Чуть подпрыгивая на стуле в такт заводной песенке и дохлёбывая второй «Секс», я придумала решение: подойду и нахально напрошусь в компанию. Напомню Михаилу о нашем «почтизнакомстве» на Нинкиной вечеринке. Будем надеяться, что он не вспомнит, что там его вовсе не знакомили с рыжим недомерком. Я залпом допила коктейль, неловко слезла с табурета и на трясущихся ногах направилась к своей мечте. Прочь сомнения! Но пасаран! Победа будет за нами!
Ой, я, кажется, не справлюсь! Вот сейчас я подвалю к нему, раскрою рот и запищу: «Михаил... я... э-э-э...» И так это живо мне представилось, что, не дойдя пару шагов до заветного «загончика», я резко повернула и, расталкивая локтями возмущавшийся народ, стала пробираться в сторону выхода.
Народ, жаждавший приобщиться к прекрасному или просто дёргавшийся в такт классной музыке, активно сопротивлялся. Мне дважды наступили на ногу, дали по рёбрам и несчётное количество раз послали пешим маршрутом в эротическое путешествие. Обидно, досадно... однако, когда меня обозвали мудаком, я неожиданно обрадовалась, когда пообещали оторвать яйца, я остановилась, а когда пригрозили засунуть орган, которого у меня отродясь не было, в зад коровы — вот фантазия у людей! — я заулыбалась, развернулась и двинулась обратно. Я парень, я смел и решителен, и я получу лучший на свете приз, не будь я Влада Николаевна Зайченко!

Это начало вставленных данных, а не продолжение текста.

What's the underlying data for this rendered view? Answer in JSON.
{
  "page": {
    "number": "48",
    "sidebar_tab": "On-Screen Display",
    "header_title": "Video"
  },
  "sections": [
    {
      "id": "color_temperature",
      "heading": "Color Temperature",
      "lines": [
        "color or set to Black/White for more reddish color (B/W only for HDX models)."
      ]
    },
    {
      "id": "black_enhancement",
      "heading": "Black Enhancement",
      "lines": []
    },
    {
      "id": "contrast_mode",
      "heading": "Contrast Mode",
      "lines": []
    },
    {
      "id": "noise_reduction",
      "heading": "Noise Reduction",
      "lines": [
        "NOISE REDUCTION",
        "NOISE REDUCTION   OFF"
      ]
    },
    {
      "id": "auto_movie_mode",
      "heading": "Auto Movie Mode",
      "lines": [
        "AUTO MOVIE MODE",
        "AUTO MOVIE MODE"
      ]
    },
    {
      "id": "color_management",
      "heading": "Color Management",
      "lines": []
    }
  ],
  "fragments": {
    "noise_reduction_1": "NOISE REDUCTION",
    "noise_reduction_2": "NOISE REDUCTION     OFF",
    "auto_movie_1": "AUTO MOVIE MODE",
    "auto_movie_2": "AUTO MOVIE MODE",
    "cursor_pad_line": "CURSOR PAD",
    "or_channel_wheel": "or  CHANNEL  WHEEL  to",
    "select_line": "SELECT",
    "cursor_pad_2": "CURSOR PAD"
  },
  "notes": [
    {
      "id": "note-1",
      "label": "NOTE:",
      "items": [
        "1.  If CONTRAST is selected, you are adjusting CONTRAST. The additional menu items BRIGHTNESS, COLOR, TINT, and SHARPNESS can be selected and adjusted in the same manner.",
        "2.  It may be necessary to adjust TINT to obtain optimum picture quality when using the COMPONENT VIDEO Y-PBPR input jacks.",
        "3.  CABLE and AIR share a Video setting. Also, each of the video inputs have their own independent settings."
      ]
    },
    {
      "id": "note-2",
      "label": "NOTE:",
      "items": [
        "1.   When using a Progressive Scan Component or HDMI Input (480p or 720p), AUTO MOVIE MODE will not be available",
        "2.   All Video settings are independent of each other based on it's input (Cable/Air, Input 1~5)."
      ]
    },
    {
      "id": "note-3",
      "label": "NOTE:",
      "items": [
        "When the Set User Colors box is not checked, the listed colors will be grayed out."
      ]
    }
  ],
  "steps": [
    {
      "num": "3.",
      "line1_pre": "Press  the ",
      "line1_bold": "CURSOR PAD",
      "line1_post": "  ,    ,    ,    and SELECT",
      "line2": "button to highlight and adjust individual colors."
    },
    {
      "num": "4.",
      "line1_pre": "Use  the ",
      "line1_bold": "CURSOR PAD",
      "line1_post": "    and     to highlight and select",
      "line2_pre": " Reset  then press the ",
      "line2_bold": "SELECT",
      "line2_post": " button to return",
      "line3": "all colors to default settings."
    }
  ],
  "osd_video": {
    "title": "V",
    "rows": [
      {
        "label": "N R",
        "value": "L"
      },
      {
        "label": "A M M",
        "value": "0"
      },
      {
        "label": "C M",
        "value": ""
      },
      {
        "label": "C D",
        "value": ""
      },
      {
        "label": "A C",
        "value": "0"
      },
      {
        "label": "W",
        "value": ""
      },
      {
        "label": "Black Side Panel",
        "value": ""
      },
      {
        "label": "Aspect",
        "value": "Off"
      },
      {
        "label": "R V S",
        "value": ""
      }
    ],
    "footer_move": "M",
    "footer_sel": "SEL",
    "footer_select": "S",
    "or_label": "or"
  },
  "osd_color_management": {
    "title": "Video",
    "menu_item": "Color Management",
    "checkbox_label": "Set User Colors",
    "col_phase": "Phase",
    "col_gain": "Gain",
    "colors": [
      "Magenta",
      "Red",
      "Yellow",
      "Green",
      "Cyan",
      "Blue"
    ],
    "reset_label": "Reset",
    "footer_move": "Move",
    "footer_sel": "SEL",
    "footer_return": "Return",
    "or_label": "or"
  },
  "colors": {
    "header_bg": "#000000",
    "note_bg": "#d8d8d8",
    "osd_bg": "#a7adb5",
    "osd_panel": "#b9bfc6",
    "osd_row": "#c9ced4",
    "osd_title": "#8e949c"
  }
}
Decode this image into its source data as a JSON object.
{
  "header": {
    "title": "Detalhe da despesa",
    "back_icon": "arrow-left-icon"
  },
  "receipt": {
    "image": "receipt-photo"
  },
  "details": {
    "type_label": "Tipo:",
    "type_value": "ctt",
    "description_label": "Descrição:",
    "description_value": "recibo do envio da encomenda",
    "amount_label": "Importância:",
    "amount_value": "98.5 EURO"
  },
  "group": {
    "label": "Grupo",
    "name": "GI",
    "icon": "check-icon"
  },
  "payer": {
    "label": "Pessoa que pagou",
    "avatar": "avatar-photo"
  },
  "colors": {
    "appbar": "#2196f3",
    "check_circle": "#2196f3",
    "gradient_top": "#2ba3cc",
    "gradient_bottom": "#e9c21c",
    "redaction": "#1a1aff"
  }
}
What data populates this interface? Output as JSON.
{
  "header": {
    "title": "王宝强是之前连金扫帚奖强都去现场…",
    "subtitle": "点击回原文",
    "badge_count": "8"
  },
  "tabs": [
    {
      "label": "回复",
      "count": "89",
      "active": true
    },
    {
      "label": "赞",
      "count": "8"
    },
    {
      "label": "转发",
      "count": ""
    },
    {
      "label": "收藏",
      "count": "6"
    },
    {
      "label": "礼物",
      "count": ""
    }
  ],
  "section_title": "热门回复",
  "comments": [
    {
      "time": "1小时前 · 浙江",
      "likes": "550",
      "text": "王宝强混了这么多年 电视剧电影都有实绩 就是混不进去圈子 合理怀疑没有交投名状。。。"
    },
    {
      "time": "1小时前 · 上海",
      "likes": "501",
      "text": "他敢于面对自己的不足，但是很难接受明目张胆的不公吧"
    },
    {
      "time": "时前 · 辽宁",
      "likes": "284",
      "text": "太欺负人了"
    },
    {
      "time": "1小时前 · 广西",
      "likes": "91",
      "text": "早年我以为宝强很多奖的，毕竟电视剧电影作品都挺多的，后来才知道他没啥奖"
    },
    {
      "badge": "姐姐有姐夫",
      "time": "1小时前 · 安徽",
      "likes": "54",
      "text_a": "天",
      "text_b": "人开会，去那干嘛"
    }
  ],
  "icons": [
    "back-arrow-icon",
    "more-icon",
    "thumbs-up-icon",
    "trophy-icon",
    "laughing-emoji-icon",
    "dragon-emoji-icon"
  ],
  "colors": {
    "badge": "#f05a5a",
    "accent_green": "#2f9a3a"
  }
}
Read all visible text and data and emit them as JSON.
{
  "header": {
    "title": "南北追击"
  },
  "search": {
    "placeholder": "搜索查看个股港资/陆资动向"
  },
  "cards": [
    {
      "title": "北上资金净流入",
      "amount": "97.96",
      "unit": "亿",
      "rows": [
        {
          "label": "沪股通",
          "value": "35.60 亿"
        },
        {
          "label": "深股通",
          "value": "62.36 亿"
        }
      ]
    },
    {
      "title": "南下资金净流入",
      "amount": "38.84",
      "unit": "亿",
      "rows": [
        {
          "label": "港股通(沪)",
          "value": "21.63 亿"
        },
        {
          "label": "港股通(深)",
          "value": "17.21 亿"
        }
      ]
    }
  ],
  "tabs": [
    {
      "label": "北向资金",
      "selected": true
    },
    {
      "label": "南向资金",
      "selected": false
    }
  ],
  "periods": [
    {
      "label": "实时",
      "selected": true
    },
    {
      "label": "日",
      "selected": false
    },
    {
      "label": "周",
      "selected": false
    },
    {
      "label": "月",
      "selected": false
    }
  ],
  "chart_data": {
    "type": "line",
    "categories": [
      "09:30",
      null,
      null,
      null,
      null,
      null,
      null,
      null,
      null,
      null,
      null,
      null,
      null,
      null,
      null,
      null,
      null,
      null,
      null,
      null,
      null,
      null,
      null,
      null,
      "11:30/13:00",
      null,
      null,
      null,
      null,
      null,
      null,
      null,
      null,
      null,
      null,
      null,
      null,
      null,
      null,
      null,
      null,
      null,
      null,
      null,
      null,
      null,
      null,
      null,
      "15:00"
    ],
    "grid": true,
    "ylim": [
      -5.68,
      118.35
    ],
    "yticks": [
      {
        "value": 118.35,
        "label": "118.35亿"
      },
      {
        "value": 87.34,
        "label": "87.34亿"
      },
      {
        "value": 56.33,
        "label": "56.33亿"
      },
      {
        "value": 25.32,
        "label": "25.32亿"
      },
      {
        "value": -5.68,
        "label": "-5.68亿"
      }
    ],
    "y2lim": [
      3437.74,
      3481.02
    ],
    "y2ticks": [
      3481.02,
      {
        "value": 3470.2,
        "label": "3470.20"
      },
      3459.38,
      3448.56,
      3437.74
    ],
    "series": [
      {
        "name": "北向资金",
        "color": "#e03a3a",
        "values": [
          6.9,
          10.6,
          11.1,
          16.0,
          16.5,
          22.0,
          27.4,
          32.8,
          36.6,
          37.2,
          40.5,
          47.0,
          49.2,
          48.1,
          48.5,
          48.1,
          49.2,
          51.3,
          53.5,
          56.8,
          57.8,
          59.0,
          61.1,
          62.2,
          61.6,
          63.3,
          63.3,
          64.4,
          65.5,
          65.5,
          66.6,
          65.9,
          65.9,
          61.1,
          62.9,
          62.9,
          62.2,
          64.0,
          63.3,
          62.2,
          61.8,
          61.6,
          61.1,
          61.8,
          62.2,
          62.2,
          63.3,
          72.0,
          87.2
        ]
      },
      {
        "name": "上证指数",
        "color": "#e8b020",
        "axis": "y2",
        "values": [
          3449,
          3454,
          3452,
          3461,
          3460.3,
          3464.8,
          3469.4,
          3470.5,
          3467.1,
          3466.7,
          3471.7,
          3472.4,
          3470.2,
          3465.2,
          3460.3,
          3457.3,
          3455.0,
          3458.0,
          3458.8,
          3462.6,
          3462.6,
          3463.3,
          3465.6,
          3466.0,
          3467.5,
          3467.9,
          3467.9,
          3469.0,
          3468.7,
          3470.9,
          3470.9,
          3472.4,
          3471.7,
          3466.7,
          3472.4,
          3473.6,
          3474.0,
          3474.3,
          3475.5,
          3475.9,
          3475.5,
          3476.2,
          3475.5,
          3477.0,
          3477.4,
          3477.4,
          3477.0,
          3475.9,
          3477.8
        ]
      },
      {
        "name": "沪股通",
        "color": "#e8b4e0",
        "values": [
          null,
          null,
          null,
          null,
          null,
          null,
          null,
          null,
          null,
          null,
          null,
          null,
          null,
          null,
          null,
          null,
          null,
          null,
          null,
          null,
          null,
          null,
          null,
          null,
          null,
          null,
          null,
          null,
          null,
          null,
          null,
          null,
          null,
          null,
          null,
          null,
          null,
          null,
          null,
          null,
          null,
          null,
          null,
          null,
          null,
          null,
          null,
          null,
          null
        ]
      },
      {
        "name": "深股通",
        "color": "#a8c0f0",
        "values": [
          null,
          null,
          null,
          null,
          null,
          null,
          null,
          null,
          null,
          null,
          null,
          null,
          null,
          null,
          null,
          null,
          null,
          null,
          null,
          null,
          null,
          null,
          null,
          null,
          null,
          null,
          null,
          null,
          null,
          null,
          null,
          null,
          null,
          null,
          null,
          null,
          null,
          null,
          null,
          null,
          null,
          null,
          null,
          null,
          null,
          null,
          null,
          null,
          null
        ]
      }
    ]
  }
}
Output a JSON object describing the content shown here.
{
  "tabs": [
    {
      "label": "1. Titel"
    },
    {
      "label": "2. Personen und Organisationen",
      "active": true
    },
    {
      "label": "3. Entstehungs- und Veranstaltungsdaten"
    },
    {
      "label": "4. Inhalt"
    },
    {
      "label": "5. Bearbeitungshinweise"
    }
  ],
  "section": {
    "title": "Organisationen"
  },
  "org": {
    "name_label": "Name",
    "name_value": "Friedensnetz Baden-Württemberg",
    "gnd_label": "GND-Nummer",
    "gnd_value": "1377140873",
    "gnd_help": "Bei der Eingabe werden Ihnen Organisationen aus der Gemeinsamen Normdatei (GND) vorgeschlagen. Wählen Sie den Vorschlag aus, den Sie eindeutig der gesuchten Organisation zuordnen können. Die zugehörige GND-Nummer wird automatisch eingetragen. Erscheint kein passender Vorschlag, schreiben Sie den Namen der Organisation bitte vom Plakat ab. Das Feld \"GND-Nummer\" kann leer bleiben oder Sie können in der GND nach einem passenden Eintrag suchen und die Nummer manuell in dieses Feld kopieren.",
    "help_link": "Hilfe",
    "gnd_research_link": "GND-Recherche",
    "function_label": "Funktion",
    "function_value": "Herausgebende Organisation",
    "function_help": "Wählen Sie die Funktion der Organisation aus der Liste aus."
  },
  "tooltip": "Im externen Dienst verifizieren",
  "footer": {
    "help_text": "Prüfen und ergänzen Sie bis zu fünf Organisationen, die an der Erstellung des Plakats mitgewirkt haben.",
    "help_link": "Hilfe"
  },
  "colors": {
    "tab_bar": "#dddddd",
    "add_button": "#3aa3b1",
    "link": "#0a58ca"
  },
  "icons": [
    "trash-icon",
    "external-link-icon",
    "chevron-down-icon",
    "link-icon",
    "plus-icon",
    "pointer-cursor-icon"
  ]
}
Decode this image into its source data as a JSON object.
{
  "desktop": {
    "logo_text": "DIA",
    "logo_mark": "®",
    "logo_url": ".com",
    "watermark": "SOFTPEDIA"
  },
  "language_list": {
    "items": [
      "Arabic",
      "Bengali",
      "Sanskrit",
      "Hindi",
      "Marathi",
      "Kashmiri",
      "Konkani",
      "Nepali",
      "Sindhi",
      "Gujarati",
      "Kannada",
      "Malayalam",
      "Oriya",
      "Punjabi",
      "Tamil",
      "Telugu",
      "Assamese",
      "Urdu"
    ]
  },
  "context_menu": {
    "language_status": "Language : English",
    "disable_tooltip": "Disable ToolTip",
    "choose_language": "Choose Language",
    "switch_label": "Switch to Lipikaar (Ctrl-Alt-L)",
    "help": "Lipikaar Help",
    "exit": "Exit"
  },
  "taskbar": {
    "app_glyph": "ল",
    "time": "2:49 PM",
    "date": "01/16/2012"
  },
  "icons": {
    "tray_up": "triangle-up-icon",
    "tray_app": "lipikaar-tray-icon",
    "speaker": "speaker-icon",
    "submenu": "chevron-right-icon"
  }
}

Мне неожиданно повезло... Ну, во всяком случае, я приняла это за везение — друзья Михаила куда-то ушли, за столиком он сидел один, а его бутылка виски опустела на треть. Он похлопывал ладонью по столешнице и, кажется, подпевал красивой балладе, которую на сцене сейчас исполняла солистка группы. Я натренированным за неделю «пацанским» шагом подошла и неизящно плюхнулась на скамью напротив Беловольского. Ноги в последний момент отказали и, почти свалившись на лавку, хрипло — не потому что пыталась изобразить тембр мужского голоса, я совсем об этом забыла, а просто от волнения — я пробасила неоригинальное:
— Привет!
Михаил поднял на меня удивлённый взгляд:
— Привет, коль не шутишь...
— Я тут... э-э-э, перекантуюсь тут я?
— Перекантуйся, — согласился Беловольский.
Чего это он такой покладистый, а?
Покладистый Беловольский отвернулся от меня и сосредоточил всё внимание на сцене. Ну, вот... И что прикажете делать? Как заводить знакомство, плавно переходящее в крепкий семейный союз? Ой, а вдруг я не в его вкусе? Как бы узнать-то, а? Я заелозила на сиденье и брякнула:
— Меня э-э-э... Влад зовут!
— Очень приятно.
Беловольский даже головы не повернул в мою сторону. Я опять задумалась над тем, как же привлечь его чёртово внимание... Даже зареветь захотелось, честное слово. Бревно! Чурбан стоеросовый! Рядом с ним сидит привлекательная... привлекательный парнишка, готовый, можно сказать, на всё... А Беловольский? Нет, точно чурбан!
В этот момент моя картина мира, украшенная за несколько недель первой и безответной любви завитушечками несбыточности, покачнулась: к столику, за которым сидел Беловольский и страдала я, подошла девушка. В темноте, пробиваемой лучами концертных прожекторов, подробности разглядеть было сложно, но всё равно даже мне, не ценительнице женской красоты, было понятно, что внешность у девицы офигительная. Красотка мазнула по мне взглядом, разулыбалась в ответ на кивок Михаила и... И... И! И кинулась ему на шею! И впилась словно вампир после вековой голодовки ему в губы! И этот подлый псевдогей ей отвечал! «Товарищи, — захотелось заорать мне, — что это деется-то на белом свете? Товарищи!» Несколько секунд я ошалело хлопала глазами, думая, какую глупость совершила, переодевшись в парня, и что же мне, дуре конченной, с этим теперь делать. Наконец, Беловольский осторожно отстранил девицу от себя и весело проговорил:
— Здравствуй, Люсьена.
Девица с идиотским именем неохотно отодвинулась от Беловольского и повертела головой. Потом с довольным видом сощурила свои глазищи и, не отвечая на вопрос Михаила, прощебетала:
— Миша... Ты сегодня один? Без...
— «Без», но не один, — быстро перебил её Беловольский, лишая меня, притихшую и обалдевшую, даже крошки информации.
Эх, ну как тут дополнительной инфой разжиться, а?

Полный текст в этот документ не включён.